El aval

Había un asunto en nuestra familia que me parece como el Guadiana, discurría durante muchos kilómetros, o sea meses y años, enterrado pero nunca olvidado del todo, y de pronto salía a la superficie. Ese río que jamás llegaba a su desembocadura se llamaba la letra de don Eugenio.

Don Eugenio, nada menos. Su casa solar. Las viñas. Viajes a los buenos balnearios. En la misa del Corpus yo me ponía con los hombres en el coro de la colegiata, que otrora fuera asiento de canónigos y prebendados; había un momento muy tenso —yo lo vivía así—, cuando el sacristán mayor pasaba avisando con un susurro a los señores que iban a llevar las varas del palio. Un año, el avisador se saltó a mi padre. A mí se me saltaron las lágrimas. Con don Eugenio no había duda, su categoría lo dejaba fuera de azares.

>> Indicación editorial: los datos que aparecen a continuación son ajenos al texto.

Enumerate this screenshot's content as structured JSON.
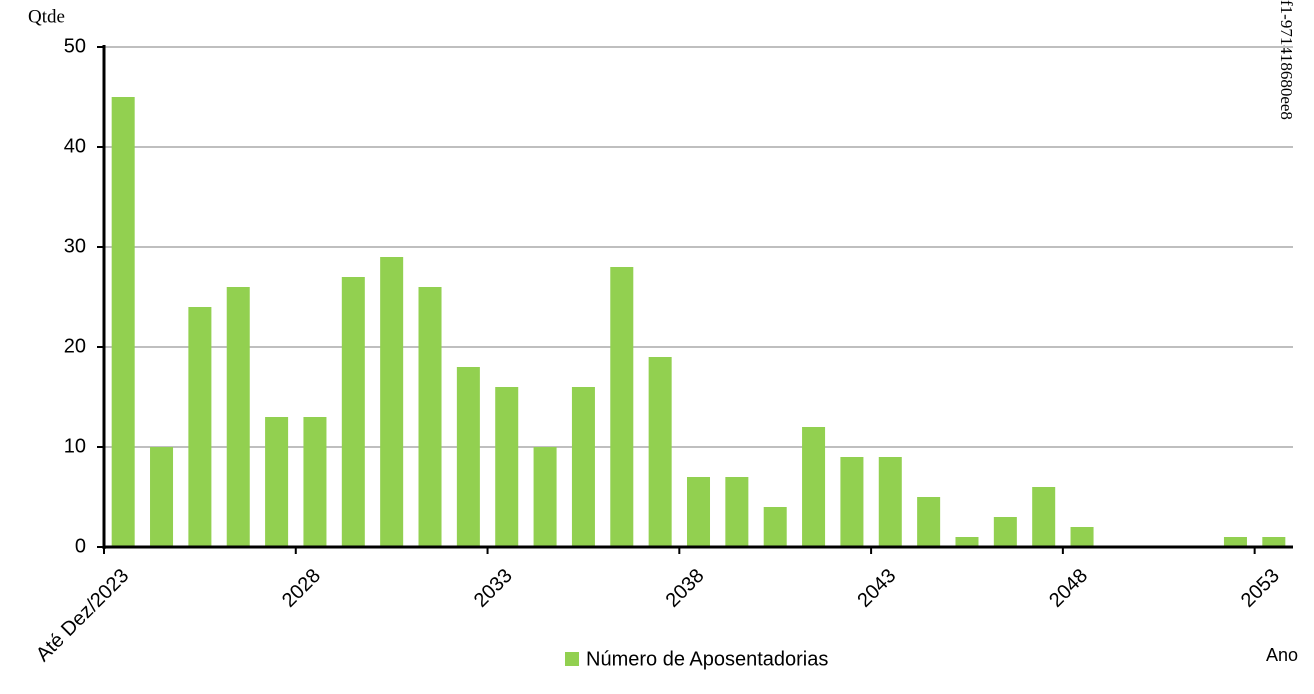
{
  "chart_data": {
    "type": "bar",
    "y_label": "Qtde",
    "x_label": "Ano",
    "annotation": "f1-971418680ee8",
    "categories": [
      "Até Dez/2023",
      null,
      null,
      null,
      null,
      "2028",
      null,
      null,
      null,
      null,
      "2033",
      null,
      null,
      null,
      null,
      "2038",
      null,
      null,
      null,
      null,
      "2043",
      null,
      null,
      null,
      null,
      "2048",
      null,
      null,
      null,
      null,
      "2053"
    ],
    "series": [
      {
        "name": "Número de Aposentadorias",
        "color": "#92d050",
        "values": [
          45,
          10,
          24,
          26,
          13,
          13,
          27,
          29,
          26,
          18,
          16,
          10,
          16,
          28,
          19,
          7,
          7,
          4,
          12,
          9,
          9,
          5,
          1,
          3,
          6,
          2,
          0,
          0,
          0,
          1,
          1
        ]
      }
    ],
    "ylim": [
      0,
      50
    ],
    "yticks": [
      0,
      10,
      20,
      30,
      40,
      50
    ],
    "grid": true
  }
}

Fue un honor que don Eugenio le pidiera a mi padre una firmita, un puro trámite según el propio director del Banco Urquijo Vascongado.

La letra, o la cambial, o el efecto, y aún hay más nombres que no recuerdo, vencía pero no vencía: se renovaba. Mi padre iba al banco, le tenían consideración y no le hacían perder la mañana, solo un momento. De vuelta a casa, se enfrascaba en el negocio y ni volvía a acordarse, si acaso un comentario trivial a la hora de la comida, la letra de don Eugenio.

El Banco Urquijo Vascongado era una entidad, conque el director de la sucursal no era el dueño del banco, y menos aún los subalternos que en los ratos libres les daban vuelta a los sobres recibidos para poder utilizarlos de nuevo. Todo lo contrario de la Banca, que no radicaba en la plaza sino mirando a la alameda, y era una cosa humana, una alegría. La banquera y sus hijas y apoderadas estaban alrededor de una gran mesa, donde se sentaban los clientes, sin ventanillas ni cristales esmerilados. Yo mismo me sentaba cuando iba a ingresar fondos después de un día de mercado, se hablaba de las últimas novelas, de política (sin demasiada precaución), y una de las banqueras te firmaba el resguardo con una letra picuda y elegante, que más parecía de carta de una novia.

La costurera dejó de tomarme medidas para los calzoncillos, estrené trajes y corbatas, se casó mi hermana mayor con uno de Palencia, obras de mejora en la casa, se casó mi hermana la segunda con otro de Palencia, nuestra juventud estaba llena de inquietudes y de ilusiones, y cada cierto tiempo salía lo de la letra y la fianza.

Era como una música de fondo en nuestras vidas, a veces se tomaba a risa, mi hermano llegaba a casa con permiso de la mili y lo primero que preguntaba era por la gata y por la cosa aquella de don Eugenio.

Con los años, el vocabulario se vigorizaba:

—¿Pero qué coño es lo de ese carcamal, que ya huele que apesta?

Nuestro propio padre, renuente a enfrentarse con un vecino, empezó a declararse harto. El nominal —o el efectivo, lo que fuera— había crecido y seguían creciendo los intereses, las pólizas, las comisiones. Mi padre fue al banco de la plaza, habían jubilado al director, le dieron buenas palabras y firmó una vez más. Yo pensaba que las banqueras de la alameda lo hubieran arreglado como personas, pero es que el Urquijo Vascongado era una entidad.

Ahora el problema es mío. Cuando uno se pone a contar una historia, debe saber cómo terminarla. Yo no sé qué fue de la letra, habrá prescrito, se habrá desvanecido en los viejos libros, borrado en la prensa copiadora de cartas y telegramas. Solo puedo decir que en una de las fases agudas del aval, mi padre que en paz descanse nos habló con solemnidad:

—No prestéis dinero, que es perder el dinero y al amigo. Pero mucho menos salgáis garantes de nadie, una cosa así puede volverte loco.

Me quedé con gana de decir que el consejo sobre los fiadores es de hace muchos siglos, Proverbios, capítulo 11, versículo 15, pero me callé para que no me llamaran sabelotodo.